Engraçado, não nos livramos da hipocrisia nem à bala. Nem da incoerência, já agora: as mesmas pessoas que aplaudem entusiasticamente o facto de o movimento "metoo", denunciando casos de assédio e abuso sexual, tenha tido uma projecção mediática estratosférica, tenha explodido numa cerimónia pública e sido encabeçado por figuras conhecidíssimas, vêm agora condenar prontamente a denúncia de Lobo Antunes contando o seu próprio caso de abuso, portanto sobre o mesmíssimo tema, e igualmente numa cerimónia pública. Por causa disso já lhe ouvi chamar gagá, inconveniente, incontinente mental, ofensivo, exibicionista, etc.  
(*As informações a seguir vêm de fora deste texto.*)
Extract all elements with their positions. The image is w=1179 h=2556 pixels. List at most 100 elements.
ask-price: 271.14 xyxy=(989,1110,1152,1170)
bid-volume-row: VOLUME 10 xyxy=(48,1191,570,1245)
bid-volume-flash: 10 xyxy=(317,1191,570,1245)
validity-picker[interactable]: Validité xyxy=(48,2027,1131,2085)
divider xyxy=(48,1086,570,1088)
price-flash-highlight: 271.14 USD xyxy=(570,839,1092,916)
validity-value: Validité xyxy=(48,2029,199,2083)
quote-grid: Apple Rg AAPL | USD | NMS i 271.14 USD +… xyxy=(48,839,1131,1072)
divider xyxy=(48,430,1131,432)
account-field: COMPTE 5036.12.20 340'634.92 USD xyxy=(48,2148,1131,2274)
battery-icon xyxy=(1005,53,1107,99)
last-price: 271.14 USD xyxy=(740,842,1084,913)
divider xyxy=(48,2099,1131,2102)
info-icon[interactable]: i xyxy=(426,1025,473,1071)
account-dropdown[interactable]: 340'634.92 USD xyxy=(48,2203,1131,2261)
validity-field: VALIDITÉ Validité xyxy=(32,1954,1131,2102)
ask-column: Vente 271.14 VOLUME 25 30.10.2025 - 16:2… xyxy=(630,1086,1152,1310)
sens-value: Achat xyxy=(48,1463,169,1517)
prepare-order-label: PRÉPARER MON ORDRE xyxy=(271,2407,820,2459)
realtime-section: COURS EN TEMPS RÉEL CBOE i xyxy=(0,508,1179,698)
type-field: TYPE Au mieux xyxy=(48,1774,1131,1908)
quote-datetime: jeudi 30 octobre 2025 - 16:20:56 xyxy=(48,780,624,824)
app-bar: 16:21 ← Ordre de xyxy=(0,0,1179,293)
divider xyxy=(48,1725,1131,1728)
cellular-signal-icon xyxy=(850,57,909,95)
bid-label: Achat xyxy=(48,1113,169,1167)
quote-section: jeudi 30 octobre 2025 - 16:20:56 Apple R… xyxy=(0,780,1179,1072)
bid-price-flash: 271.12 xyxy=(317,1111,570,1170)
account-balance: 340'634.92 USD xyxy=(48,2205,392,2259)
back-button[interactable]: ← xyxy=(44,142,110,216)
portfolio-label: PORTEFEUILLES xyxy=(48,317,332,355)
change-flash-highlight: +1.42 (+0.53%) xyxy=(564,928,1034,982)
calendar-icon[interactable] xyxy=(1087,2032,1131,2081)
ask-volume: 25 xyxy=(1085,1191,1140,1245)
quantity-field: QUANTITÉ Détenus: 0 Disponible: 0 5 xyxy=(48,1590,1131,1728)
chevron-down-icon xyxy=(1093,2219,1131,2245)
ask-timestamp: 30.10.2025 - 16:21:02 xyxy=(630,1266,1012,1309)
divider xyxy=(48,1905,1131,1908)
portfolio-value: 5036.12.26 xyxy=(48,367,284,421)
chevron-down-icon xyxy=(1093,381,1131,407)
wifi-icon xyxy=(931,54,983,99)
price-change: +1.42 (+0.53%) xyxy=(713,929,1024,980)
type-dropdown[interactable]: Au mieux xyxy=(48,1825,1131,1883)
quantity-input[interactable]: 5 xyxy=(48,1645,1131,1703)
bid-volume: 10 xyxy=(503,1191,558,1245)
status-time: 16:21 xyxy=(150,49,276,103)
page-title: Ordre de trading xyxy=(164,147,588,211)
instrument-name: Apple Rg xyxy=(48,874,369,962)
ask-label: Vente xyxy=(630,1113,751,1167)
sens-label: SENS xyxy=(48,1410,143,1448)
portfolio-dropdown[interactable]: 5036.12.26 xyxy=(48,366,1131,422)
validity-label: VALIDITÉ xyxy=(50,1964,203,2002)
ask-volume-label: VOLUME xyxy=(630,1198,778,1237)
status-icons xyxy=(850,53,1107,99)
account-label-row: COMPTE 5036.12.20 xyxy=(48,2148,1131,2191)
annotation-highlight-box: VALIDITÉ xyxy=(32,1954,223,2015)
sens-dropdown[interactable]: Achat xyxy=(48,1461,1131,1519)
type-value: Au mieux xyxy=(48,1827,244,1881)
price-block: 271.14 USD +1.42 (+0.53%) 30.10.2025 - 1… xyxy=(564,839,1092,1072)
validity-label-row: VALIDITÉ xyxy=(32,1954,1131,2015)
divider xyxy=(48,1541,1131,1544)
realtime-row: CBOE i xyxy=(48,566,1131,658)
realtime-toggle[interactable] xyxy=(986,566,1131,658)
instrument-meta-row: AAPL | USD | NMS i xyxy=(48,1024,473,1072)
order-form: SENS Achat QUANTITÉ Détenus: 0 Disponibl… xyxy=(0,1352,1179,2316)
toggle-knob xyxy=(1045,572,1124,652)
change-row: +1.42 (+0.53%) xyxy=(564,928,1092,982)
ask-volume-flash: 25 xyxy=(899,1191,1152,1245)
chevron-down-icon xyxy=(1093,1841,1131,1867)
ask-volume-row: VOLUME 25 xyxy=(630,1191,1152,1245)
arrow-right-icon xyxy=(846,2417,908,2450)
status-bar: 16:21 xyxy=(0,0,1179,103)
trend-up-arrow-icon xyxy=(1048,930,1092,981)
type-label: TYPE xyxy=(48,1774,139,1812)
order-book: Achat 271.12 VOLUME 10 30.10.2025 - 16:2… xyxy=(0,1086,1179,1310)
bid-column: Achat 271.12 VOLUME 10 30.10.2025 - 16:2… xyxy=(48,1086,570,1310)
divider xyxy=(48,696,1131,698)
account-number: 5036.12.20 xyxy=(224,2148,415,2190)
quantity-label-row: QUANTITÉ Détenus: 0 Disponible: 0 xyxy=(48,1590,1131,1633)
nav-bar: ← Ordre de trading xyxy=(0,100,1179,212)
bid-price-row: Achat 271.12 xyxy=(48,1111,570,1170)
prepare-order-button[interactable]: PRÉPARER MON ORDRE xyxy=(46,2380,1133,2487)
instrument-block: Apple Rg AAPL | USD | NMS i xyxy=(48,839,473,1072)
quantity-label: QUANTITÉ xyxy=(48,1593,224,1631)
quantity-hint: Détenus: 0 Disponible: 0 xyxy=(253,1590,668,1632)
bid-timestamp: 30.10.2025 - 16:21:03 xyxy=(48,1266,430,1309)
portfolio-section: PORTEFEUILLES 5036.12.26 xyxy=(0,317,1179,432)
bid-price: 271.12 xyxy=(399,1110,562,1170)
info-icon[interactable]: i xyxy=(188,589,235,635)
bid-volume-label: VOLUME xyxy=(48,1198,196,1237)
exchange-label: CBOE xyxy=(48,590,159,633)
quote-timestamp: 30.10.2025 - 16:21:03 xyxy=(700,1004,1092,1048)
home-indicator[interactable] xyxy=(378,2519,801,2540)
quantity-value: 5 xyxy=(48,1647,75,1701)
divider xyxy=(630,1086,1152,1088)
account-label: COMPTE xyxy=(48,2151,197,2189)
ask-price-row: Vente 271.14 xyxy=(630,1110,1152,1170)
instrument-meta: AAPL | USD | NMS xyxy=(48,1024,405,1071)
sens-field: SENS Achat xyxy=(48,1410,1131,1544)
E pasmo. Será por ser homem? Será por ser uma figura tão amada como odiada no meio literário, mas seguramente invejada pela liberdade de dizer tudo o que pensa e sente, doa a quem doer? Será por ter sido perante uma plateia de crianças, como se não fossem precisamente essas que devem ser alertadas para estes perigos? Será por ter "embaraçado" o Presidente da República, ingrato, depois de este lhe ter chamado Genial? Não entendo. Ou entendo bem demais, no fundo. É a velha fórmula que nos faz ser pequeninos desde sempre: tudo o que se passa "lá fora" é bom, mas se alguém se atreve a fazer o mesmo dentro de portas, agitando as águas e incomodando os brandos costumes, aqui d'el rei que devia era estar calado.